An ultrasound is performed by a specially trained technologist called a sonographer. It uses high-frequency sound waves to transmit images of internal organs and other fluid-filled structures of the body.
Sound waves are sent and received by an instrument called a transducer. The transducer is used to scan areas of the body. Sound waves bounce off solid internal objects producing images of the internal structures on a computer screen.
Ultrasound is used to:
- Assess fetal development.
- Detect internal injuries, organ abnormalities, and tumors.
- Evaluate the internal functioning of the heart, blood vessels, and arteries.
- Guide the insertion of needles and small instruments in a variety of procedures such as biopsies.
The patient lies on an examination bed and a water-based gel is spread over the area to be imaged. The technologist uses a transducer (a small handheld device) to acquire images by moving the transducer over the area of the body being examined. Images are shown in real-time on a computer monitor, which is sometimes visible to the patient.
The ultrasound procedure takes approximately 30-45 minutes to complete. The procedure is painless, but patients may experience discomfort if a full bladder is required to exam the pelvic area.
Locations that offer this service
- Patients are notified by telephone and/or appointment letter for all services that require an appointment.
How to Prepare
Preparation will vary by procedure. Instructions for preparation will be included in your appointment letter. The doctor who ordered your examination may also give you information about the required preparation.

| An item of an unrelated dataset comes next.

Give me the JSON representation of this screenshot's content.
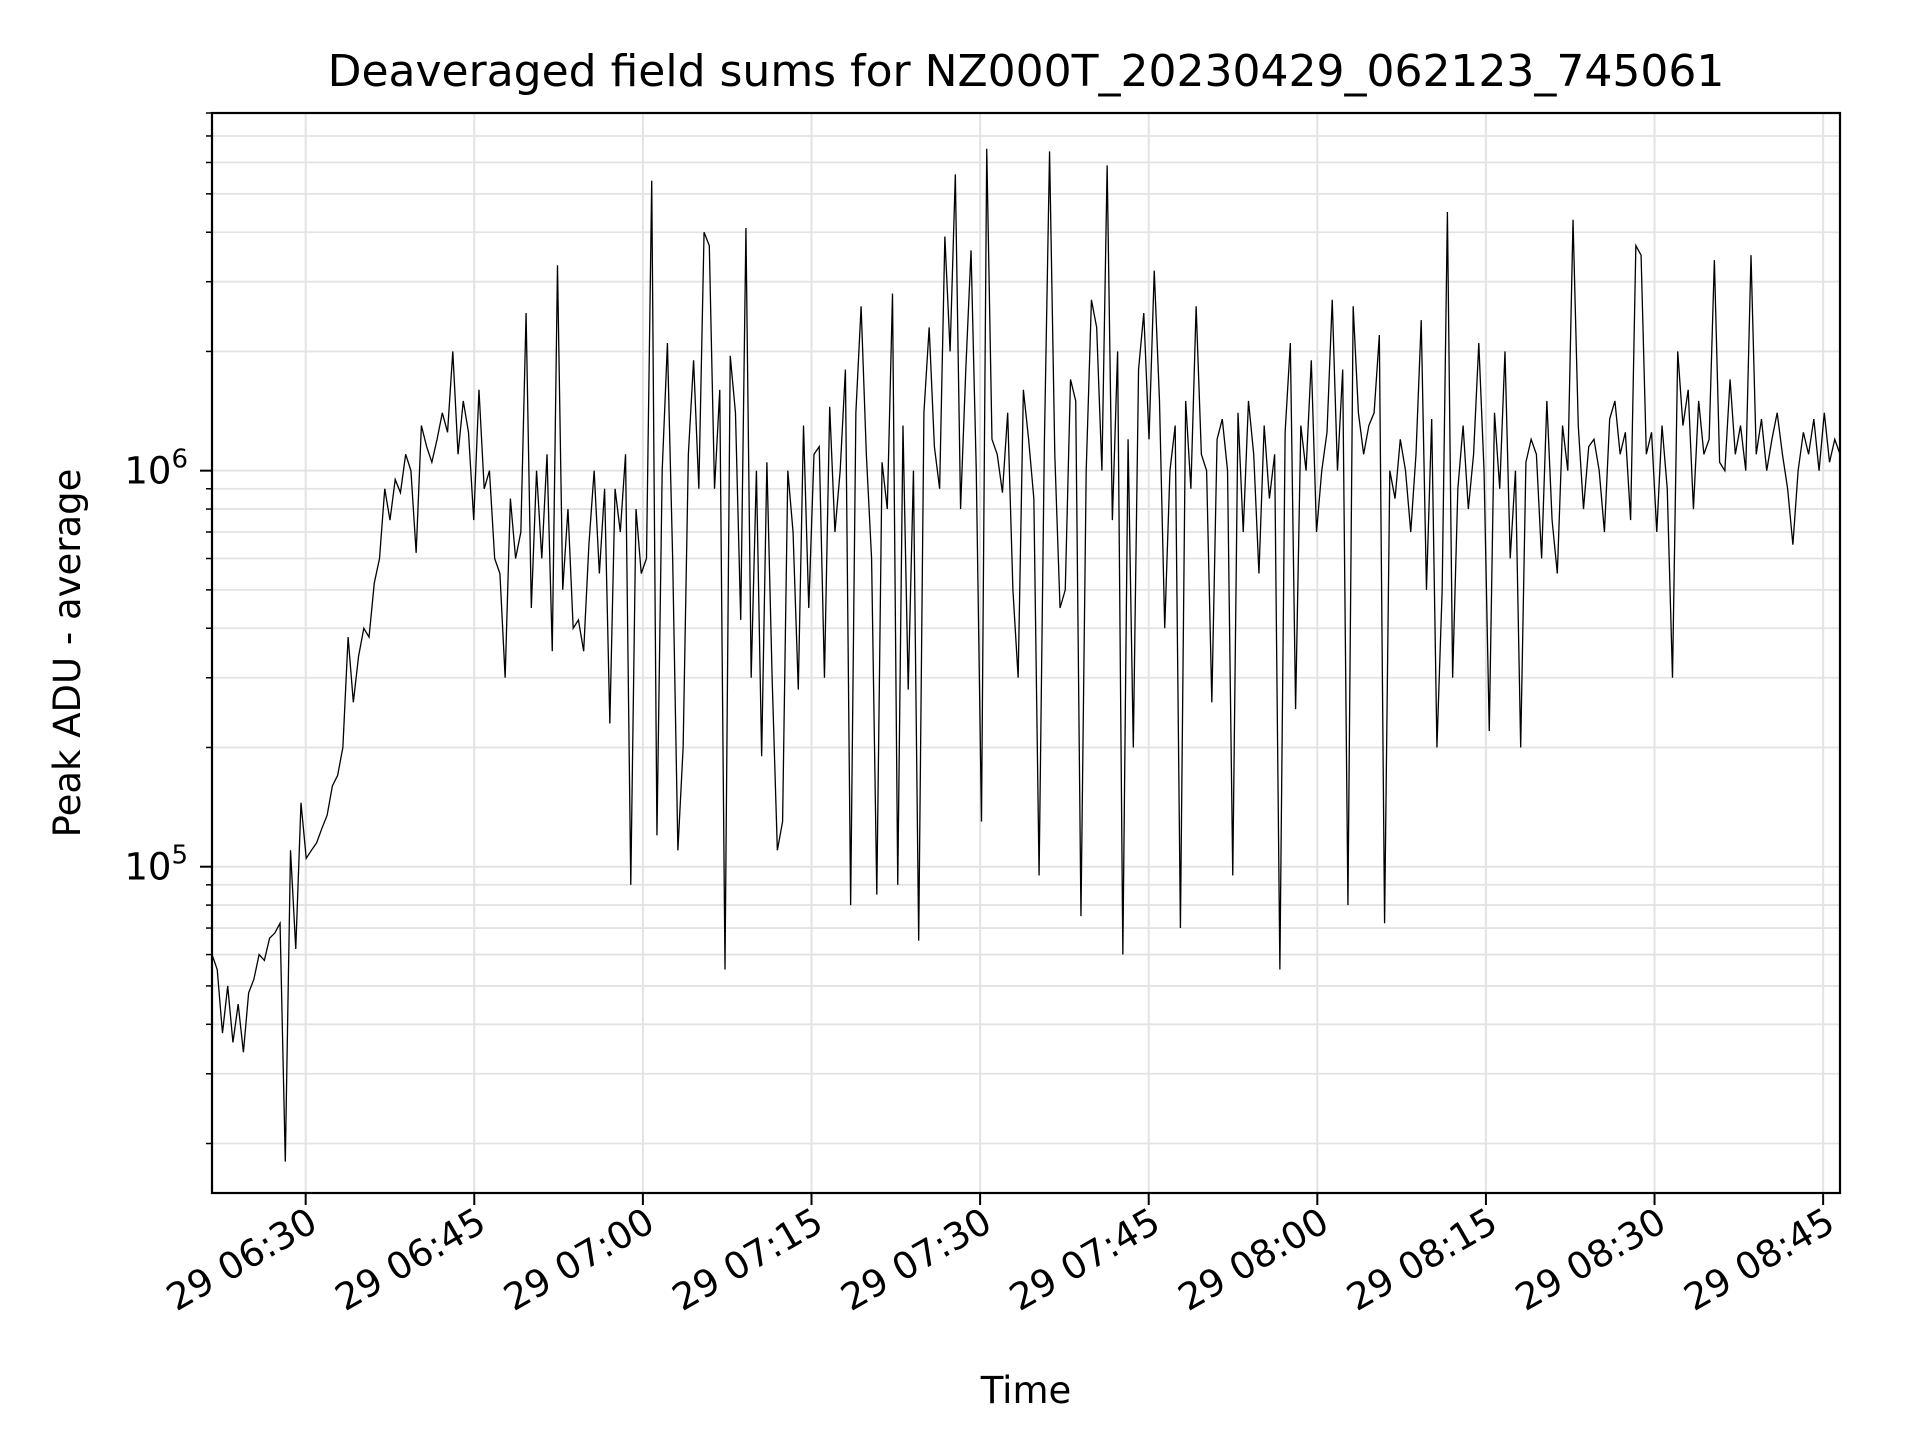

Depending on the area to be examined, you may be asked to drink several glasses of water in the hours before the procedure so that the bladder is full. You may also be required to avoid certain foods such as fatty foods before the procedure or to fast for eight to 12 hours. This information will be highlighted in your appointment letter. Before the examination, patients may be asked to remove all jewelry and to wear a gown.

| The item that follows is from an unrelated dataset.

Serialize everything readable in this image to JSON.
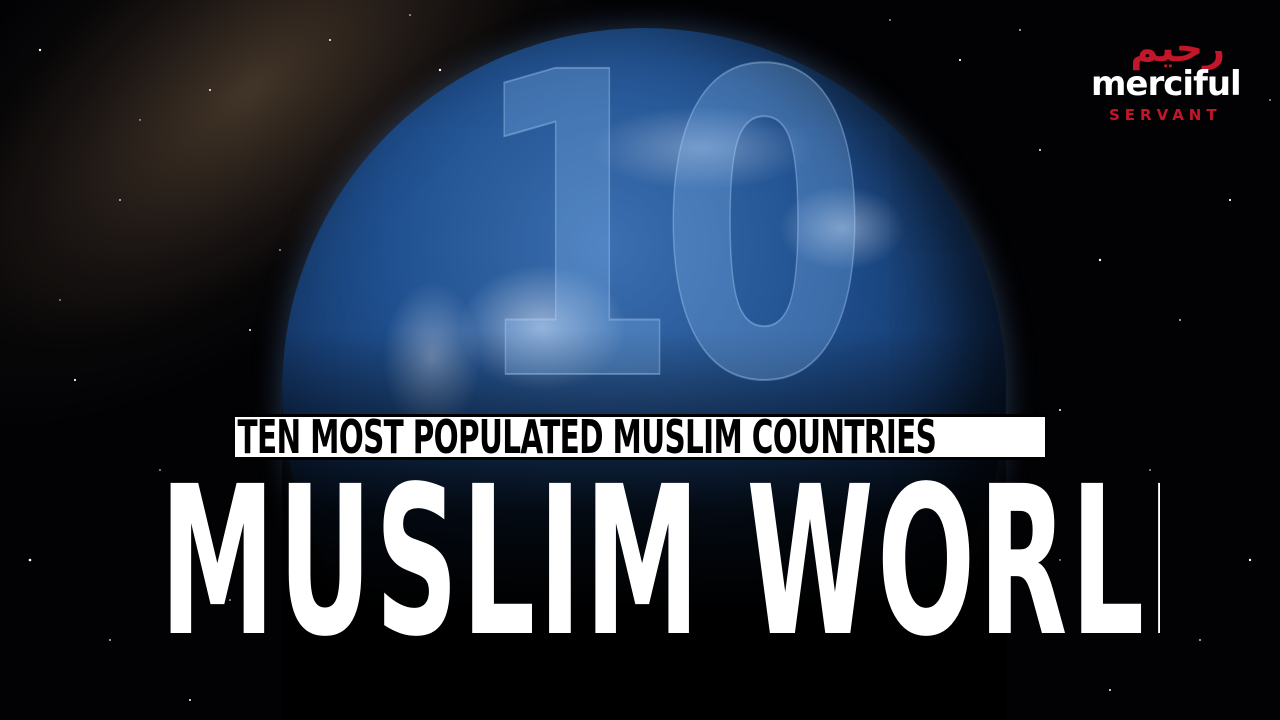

Your examination will be reported by a radiologist or nuclear medicine physician and sent to your doctor within 10 days.
Please check with your doctor’s office to find out if your report has been received.
Ultrasound is a very good option for acquiring medical images because it is non-invasive, cost-effective, produces images in real-time and does not require the use of radiation.
There are no known harmful effects of ultrasound imaging. There are no known risks to pregnant women.